Frustration: Insurers are not environmentalists
Considerable activity is occurring around green buildings. At least 22 insurers now offer nearly 40 products that encourage the use of techniques to save energy in new construction, upgrades and rebuilds, the report says. Advances have occurred not only in the quantity of these policies but in their sophistication, Mills said.
With U.S. buildings accounting for 38 percent of the nation's emissions, those policies can take the punch out of global warming. Green building standards can reduce greenhouse gas output by 50 percent, the report says.
"Industry awareness is increasing," said Lindene Patton, who is in charge of creating new policies related to climate change for Zurich Financial Services. The European company is offering one of the first programs to underwrite liability associated with carbon capture and sequestration.

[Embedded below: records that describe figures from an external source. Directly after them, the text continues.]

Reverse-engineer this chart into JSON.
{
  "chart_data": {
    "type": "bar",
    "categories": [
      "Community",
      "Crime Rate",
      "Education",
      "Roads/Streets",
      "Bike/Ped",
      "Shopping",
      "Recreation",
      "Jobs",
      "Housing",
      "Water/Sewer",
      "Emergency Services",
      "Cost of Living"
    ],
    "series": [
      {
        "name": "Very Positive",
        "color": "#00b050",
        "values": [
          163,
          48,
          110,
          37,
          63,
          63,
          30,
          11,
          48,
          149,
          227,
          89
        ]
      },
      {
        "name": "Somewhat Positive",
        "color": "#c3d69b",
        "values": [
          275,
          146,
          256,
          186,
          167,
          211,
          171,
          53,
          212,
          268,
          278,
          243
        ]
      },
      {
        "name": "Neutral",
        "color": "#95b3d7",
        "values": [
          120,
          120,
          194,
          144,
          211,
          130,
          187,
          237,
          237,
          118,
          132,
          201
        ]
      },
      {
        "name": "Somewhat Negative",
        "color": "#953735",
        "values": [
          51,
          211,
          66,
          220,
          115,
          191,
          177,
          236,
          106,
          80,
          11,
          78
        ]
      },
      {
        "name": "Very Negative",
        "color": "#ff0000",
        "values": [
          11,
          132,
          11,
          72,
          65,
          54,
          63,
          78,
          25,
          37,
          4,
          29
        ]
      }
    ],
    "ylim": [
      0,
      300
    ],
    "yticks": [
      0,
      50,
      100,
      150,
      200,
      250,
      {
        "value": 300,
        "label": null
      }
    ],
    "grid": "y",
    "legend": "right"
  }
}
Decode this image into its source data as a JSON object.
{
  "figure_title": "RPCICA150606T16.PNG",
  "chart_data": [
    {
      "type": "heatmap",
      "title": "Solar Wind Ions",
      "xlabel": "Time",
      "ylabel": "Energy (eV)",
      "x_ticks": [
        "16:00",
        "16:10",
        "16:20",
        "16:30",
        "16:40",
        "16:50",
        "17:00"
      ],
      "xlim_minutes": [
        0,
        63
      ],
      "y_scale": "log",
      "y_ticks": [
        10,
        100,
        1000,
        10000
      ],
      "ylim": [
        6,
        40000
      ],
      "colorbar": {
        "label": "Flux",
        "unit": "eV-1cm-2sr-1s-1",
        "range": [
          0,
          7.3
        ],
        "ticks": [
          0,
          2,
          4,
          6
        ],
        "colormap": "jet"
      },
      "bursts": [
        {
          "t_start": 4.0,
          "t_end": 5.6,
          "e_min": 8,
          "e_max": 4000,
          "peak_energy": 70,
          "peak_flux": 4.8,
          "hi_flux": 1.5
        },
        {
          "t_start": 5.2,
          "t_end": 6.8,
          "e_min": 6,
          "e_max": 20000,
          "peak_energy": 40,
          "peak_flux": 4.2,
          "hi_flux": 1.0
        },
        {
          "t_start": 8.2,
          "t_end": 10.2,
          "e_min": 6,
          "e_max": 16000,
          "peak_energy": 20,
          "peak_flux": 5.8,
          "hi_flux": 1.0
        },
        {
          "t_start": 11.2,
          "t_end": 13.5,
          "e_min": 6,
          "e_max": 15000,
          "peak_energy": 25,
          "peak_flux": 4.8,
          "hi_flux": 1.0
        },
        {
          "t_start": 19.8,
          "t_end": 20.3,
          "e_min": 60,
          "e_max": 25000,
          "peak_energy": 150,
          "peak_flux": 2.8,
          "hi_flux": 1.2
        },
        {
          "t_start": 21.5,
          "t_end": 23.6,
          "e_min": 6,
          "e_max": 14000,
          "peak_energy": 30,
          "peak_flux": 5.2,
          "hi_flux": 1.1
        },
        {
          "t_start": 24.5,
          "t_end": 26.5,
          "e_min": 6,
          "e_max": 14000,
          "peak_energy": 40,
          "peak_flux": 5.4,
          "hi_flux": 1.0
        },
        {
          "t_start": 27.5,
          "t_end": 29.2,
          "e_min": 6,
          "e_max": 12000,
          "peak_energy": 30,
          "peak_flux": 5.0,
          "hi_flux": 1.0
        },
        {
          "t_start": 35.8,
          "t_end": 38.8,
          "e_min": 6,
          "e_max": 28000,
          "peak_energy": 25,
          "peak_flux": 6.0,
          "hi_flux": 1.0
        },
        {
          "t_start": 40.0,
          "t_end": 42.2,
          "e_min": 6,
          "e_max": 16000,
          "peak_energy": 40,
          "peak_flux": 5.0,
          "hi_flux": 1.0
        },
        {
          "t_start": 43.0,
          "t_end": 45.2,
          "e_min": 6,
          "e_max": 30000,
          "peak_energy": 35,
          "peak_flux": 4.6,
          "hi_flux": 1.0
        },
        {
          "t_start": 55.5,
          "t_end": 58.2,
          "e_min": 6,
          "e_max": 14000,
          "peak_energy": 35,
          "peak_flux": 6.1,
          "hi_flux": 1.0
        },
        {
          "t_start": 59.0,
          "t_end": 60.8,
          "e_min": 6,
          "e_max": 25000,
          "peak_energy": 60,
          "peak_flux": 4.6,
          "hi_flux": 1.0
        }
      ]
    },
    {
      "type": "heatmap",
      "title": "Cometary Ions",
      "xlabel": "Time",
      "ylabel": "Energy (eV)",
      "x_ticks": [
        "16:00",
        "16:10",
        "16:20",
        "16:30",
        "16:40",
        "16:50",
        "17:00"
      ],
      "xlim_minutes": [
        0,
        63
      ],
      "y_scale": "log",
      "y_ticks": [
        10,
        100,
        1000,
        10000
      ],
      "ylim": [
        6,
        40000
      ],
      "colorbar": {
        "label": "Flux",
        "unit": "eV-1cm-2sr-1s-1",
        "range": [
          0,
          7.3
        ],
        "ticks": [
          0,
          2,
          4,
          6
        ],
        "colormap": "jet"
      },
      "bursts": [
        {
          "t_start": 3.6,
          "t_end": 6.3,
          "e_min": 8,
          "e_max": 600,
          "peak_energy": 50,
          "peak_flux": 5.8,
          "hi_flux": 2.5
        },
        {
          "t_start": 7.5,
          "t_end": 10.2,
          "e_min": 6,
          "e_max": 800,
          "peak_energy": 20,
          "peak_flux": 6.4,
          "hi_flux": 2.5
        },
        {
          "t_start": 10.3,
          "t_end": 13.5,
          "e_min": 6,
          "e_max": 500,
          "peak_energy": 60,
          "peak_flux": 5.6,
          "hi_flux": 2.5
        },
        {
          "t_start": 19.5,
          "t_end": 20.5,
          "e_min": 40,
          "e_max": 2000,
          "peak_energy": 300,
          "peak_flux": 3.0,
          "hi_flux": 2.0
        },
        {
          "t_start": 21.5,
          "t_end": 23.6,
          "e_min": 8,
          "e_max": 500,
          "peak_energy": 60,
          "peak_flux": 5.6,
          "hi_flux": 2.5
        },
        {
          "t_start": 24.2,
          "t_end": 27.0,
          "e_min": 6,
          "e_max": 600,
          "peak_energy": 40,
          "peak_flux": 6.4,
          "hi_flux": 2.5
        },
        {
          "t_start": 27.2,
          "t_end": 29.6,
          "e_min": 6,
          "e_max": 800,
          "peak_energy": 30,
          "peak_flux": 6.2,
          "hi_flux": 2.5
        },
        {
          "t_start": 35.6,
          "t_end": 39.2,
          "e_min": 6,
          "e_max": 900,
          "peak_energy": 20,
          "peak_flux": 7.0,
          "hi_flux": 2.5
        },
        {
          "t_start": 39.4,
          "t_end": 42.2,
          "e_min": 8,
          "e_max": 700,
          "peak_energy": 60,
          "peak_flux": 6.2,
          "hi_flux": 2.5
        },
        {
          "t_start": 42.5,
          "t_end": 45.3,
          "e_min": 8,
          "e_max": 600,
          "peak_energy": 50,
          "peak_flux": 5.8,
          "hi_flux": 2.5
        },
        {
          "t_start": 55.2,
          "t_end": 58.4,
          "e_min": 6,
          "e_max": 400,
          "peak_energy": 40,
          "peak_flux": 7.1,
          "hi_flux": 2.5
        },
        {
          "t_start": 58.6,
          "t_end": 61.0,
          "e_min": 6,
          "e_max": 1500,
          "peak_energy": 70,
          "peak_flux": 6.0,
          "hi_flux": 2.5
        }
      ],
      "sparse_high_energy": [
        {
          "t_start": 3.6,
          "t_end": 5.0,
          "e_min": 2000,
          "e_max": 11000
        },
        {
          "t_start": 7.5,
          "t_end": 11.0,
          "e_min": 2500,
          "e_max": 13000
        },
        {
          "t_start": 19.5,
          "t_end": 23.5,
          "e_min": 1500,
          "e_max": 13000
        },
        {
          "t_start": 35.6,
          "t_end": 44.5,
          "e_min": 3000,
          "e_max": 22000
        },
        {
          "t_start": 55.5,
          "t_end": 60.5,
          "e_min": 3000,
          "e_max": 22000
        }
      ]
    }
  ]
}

Still, insurers face challenges ahead, she said. Better policies to lessen the physical -- and financial -- impacts of floods, hurricanes and storm surges are needed. That needs to be done not just for the environment but for the industry. Insurers are the first to absorb the financial gut punch from big storms, having to rebuild communities, pay lost revenue and shoulder other costs when prices are high during natural catastrophes.
"We are a shock absorber," Patton said.
Awareness 'still in its infancy'
While the report is generally positive about insurers' response to climate change, it does say the industry is "still in its infancy" in terms of understanding and adapting to environmental changes.
Some industry officials believe insurers are being pressured to advance political motives related to reducing emissions. A big industry can be influential, they believe, and environmental advocates would like insurers in their corner.
But unlike other risks that insurers have helped mitigate, such as when the industry tackled car safety by imposing seat belt standards, the effects of climate change are not as easily determined. Weather is sporadic, and the effects are random and local. Meanwhile, scientific findings are always changing, these officials say.
It's unknown if new policies contoured around those risks will be profitable, said David Kodama, a climate policy expert with the Property Casualty Insurers Association of America.
"It's great to say green roofs will be good for the environment," he said. "But at the end of the day, our responsibility is to our shareholders."